Din seçime nasıl alet edilir?!
Bugün Ramazan ayının ilk günü. Kur’ân-ı Kerîm’in indirildiği aydayız.
Türkiye’de “laik” kavramını kullandığın an boynuna asılan yafta “dinsizlik”tir. Neden?
Üstelik, “şeriat” diyen, kanunda yasak olduğu hâlde bütün tarikat ve cemaatlere kapıyı sonuna kadar açtığı gibi gide gide devletin resmî mekteplerini bile tarikat ve cemaatlerin vesayetine bırakan iktidarının başındaki zat, Mısır’da, Tunus’ta ve Libya’da peş peşe laikliği savunmuş, dinsizlik değildir, demiştir. (Türkiye’de değil de başka ülkelerde “laikliği” peş peşe ısrarla vurgulamasında maksadı ne?!)
16 Eylül 2011’de Tunus ziyaretindeki basın toplantısında Mısır’daki söyledikleri tekrarlamış: “Biz demokratik, laik, sosyal bir hukuk devletiyiz. Kişi laik olmaz, devlet laik olur. Bir Müslüman, laik bir devleti başarılı bir şekilde yönetebilir.” demişti.
Kabul etmek gerekir ki, Demokrat Parti kurulana kadar, “din” meselesinde Türkiye’de sıkıntılar yaşanmıştır. Halifecilik oynayanlar, sürekli tek parti dönemine atıfta bulunurlar. Hele ezanın Türkçeleştirilmesi, adeta dinden vazgeçme gibi gösterilir.
Müslümanlık, her millete göre değişmez; bir bütündür. Ama milletlerin dili vardır. Anlamaları için Kur’ân-ı Kerîm de namazı duyuran ezan da Türkçeleştirilir. Ancak ezan sadece duyuru olduğu için, her yerde aynı dilden okunması başka ülkelere gidip gelenler için de bir birlik sağlar. Farz namazından önce kamet getirme var ki, bu ister istemez, tek dili gerektirir. İmamın ardında her milletten insan saf tutar. Onun için de dil tektir.

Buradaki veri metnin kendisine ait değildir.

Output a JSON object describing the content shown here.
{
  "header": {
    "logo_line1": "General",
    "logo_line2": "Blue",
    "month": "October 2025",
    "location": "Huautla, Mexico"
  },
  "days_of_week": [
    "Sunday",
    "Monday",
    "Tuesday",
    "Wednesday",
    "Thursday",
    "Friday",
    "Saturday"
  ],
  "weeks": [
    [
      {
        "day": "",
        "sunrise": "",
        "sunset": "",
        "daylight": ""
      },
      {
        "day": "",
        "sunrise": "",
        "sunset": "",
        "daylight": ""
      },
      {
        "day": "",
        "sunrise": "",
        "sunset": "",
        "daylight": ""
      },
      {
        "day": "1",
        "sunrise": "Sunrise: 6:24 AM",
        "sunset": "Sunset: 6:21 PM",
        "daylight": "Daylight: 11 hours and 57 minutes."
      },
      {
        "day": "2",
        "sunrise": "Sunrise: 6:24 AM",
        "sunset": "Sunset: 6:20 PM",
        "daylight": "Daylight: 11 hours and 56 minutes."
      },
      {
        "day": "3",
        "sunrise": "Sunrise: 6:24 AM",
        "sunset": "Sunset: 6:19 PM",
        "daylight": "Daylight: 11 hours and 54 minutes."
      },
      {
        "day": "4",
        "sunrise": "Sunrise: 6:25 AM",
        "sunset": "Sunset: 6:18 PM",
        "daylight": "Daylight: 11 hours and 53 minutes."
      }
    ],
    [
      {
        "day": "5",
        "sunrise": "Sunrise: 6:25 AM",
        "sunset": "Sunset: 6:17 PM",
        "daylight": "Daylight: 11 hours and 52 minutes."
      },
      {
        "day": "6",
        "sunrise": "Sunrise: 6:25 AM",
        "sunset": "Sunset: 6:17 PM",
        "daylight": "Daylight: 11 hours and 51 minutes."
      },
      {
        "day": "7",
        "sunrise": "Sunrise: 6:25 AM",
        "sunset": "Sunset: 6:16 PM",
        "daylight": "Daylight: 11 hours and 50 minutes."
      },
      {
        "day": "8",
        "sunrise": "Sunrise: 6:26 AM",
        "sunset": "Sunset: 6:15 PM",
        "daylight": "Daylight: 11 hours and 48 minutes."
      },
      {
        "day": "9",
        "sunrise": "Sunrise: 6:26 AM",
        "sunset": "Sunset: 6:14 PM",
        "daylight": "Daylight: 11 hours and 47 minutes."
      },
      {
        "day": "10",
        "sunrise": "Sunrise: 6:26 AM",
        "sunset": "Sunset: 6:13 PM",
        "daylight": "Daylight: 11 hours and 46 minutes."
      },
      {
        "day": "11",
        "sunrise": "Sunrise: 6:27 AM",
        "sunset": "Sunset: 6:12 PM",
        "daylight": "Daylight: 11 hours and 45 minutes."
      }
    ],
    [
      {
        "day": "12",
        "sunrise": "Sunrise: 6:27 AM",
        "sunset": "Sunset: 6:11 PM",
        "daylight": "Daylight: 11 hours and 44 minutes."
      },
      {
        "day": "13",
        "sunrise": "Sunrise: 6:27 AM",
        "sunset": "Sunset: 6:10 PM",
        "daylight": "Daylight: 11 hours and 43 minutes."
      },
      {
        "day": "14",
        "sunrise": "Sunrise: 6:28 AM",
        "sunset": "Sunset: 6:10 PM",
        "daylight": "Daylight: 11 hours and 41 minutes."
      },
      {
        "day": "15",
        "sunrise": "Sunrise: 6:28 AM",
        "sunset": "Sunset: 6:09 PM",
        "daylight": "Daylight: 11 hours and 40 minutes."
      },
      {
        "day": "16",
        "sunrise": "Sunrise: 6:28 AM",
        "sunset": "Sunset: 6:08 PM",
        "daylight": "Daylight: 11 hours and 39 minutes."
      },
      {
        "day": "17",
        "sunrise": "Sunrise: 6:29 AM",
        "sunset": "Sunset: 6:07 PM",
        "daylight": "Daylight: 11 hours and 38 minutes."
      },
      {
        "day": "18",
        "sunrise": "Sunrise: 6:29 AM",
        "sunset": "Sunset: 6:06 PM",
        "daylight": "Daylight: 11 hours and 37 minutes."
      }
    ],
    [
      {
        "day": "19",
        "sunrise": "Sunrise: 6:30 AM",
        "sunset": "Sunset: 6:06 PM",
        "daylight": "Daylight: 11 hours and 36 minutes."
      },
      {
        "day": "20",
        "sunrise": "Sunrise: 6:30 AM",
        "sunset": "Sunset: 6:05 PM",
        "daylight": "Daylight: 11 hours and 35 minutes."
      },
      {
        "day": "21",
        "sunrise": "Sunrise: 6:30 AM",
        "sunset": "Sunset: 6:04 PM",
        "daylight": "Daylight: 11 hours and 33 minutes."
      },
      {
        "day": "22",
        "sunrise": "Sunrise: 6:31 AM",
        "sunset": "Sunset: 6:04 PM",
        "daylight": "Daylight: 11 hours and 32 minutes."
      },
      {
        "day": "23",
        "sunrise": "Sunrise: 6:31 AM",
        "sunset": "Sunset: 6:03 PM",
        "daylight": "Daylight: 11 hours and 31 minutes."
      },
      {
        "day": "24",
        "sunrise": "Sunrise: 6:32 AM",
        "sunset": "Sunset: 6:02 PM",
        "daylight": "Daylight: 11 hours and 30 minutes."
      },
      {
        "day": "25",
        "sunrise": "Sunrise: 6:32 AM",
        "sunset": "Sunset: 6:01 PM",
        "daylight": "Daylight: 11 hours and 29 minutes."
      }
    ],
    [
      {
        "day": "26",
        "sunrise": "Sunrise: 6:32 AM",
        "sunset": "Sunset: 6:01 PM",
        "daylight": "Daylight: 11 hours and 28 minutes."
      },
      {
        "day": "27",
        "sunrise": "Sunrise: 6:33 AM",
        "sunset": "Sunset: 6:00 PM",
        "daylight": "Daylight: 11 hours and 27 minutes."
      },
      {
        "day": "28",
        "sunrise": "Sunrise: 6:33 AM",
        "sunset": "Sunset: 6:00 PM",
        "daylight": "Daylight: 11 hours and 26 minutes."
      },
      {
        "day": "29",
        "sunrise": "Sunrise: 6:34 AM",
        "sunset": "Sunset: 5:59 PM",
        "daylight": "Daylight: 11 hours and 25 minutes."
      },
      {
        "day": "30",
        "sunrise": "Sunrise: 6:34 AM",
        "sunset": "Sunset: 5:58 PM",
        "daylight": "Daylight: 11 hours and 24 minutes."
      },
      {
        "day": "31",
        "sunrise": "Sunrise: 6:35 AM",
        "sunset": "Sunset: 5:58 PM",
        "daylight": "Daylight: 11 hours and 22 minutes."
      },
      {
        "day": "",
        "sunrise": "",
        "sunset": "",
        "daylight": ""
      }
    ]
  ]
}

Kur’ân Arapça indirilmiştir. Kur’ân-ı Kerîm’de neden Arapça indirildiği çok açık yazılıdır:
“İnnâ enzelnâhu kur’anen arabiyyen leallekum ta‘kılûn.” (“Anlayabilesiniz diye biz onu Arapça bir Kur’an olarak indirdik.”) (Yusuf suresi, 12/2)

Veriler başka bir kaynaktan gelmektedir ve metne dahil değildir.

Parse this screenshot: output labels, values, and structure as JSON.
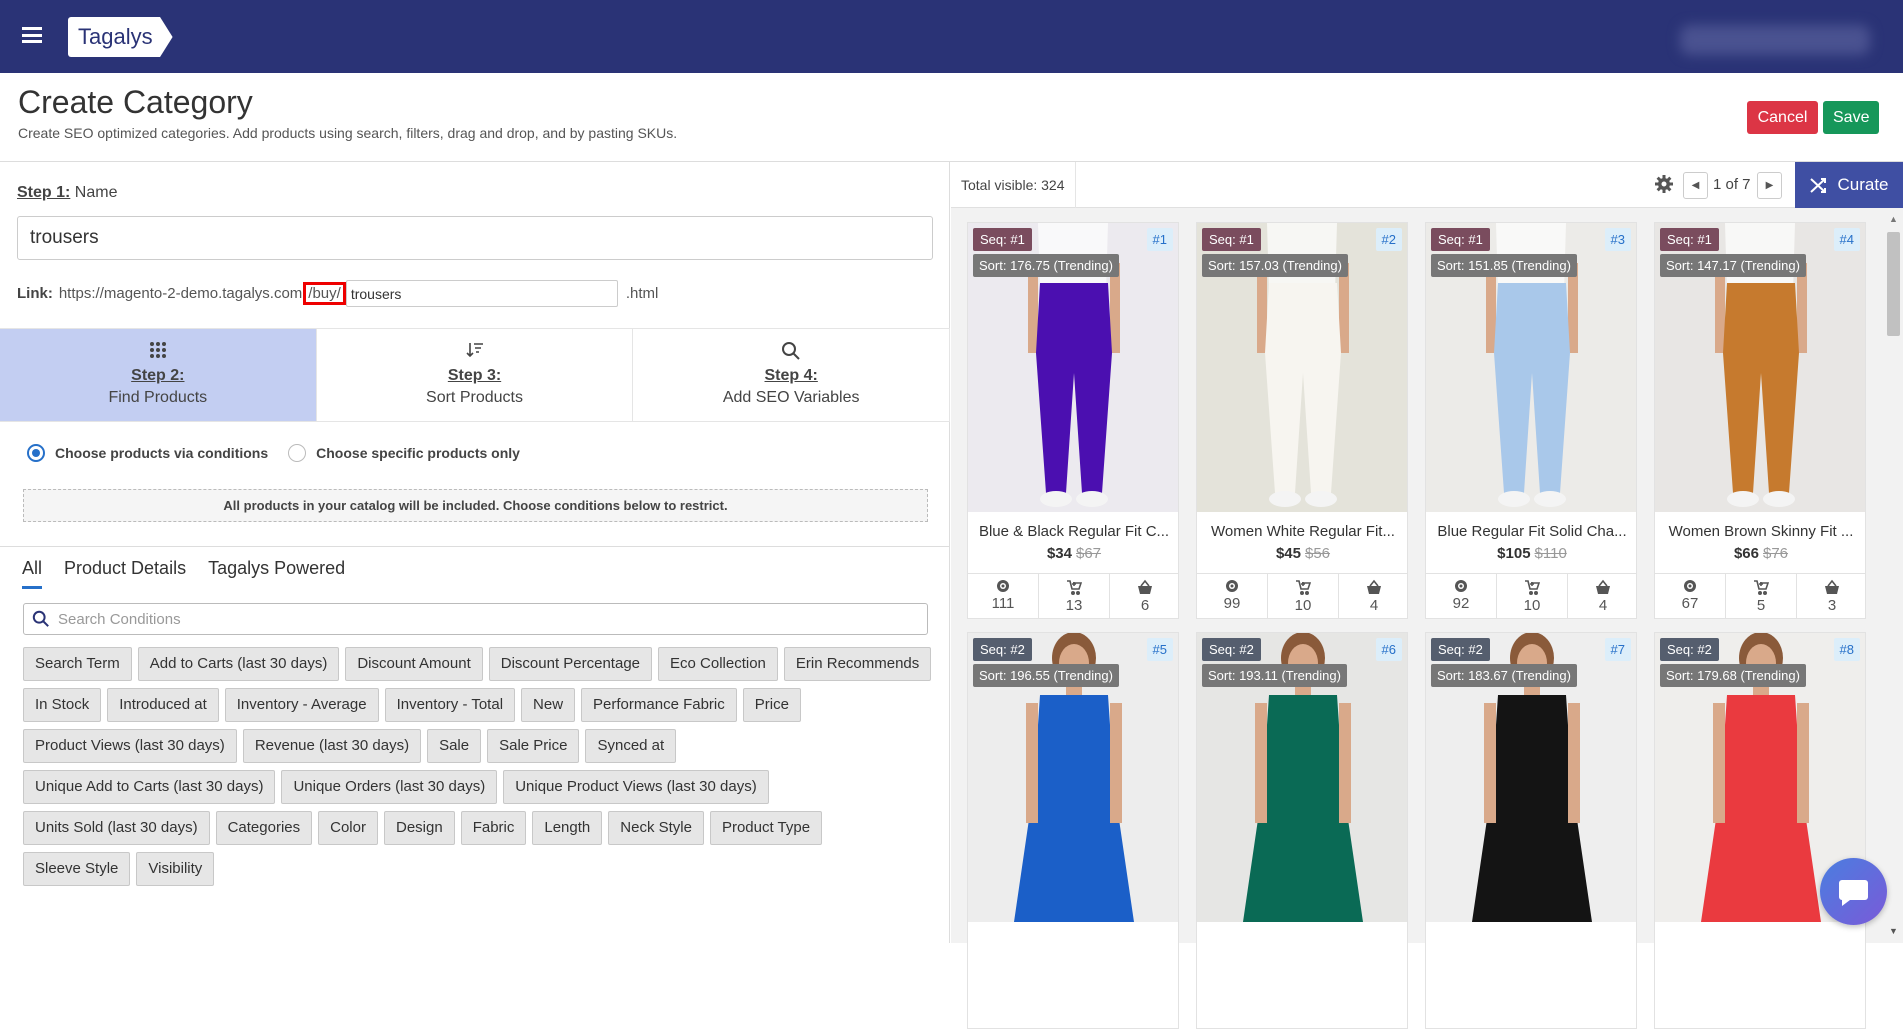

Diyanet’in Kur’ân Yolu tefsirindeki ayetin açıklamasını vereceğim:
“Kur’an’ın Arapça olarak indirilmesinin temel sebebi, son peygamberin Araplar arasından seçilmiş olmasıdır. Yüce Allah her peygambere kendi kavminin diliyle hitap etmiş, vahyini onların diliyle göndermiştir ki peygamber Allah’ın emir ve yasaklarını kavmine rahatça anlatsın (İbrâhim 14/4). Şüphe yok ki Kur’an’ın Arap dili ile indirilmiş olması onun sadece Araplar’a indirildiğini ifade etmez. Nitekim bazı âyetler, onun bütün insanlığa hitap ettiğini, dolayısıyla evrensel bir kitap olduğunu göstermektedir (Bakara 2/185; Âl-i İmrân 3/138; Sebe’ 34/28; ayrıca bk. Ra‘d 13/37). Son peygamberin Araplar arasından seçilmesinin doğal bir sonucu olarak önce onlar ıslah ve irşad edilecek, sonra da onların aracılık ve örnekliğinde diğer kavimler İslâm iman ve ahlâkına gireceklerdi. Ayrıca Kur’an yalnız Araplar’ın kutsal kitabı olmadığından Arapça bilmeyenlerin de onu anlayabilmeleri ve böylece İslâm’ı birinci kaynağından öğrenme imkânını elde etmeleri için Kur’an’ın başka dillere çevrilmesi zorunludur. Ancak bu çeviriler insan çabasının ürünleri, dolayısıyla az veya çok kusurlu olup Kur’an’ın orijinal metni yerine konamaz. (bilgi için bk. Zümer 39/28).”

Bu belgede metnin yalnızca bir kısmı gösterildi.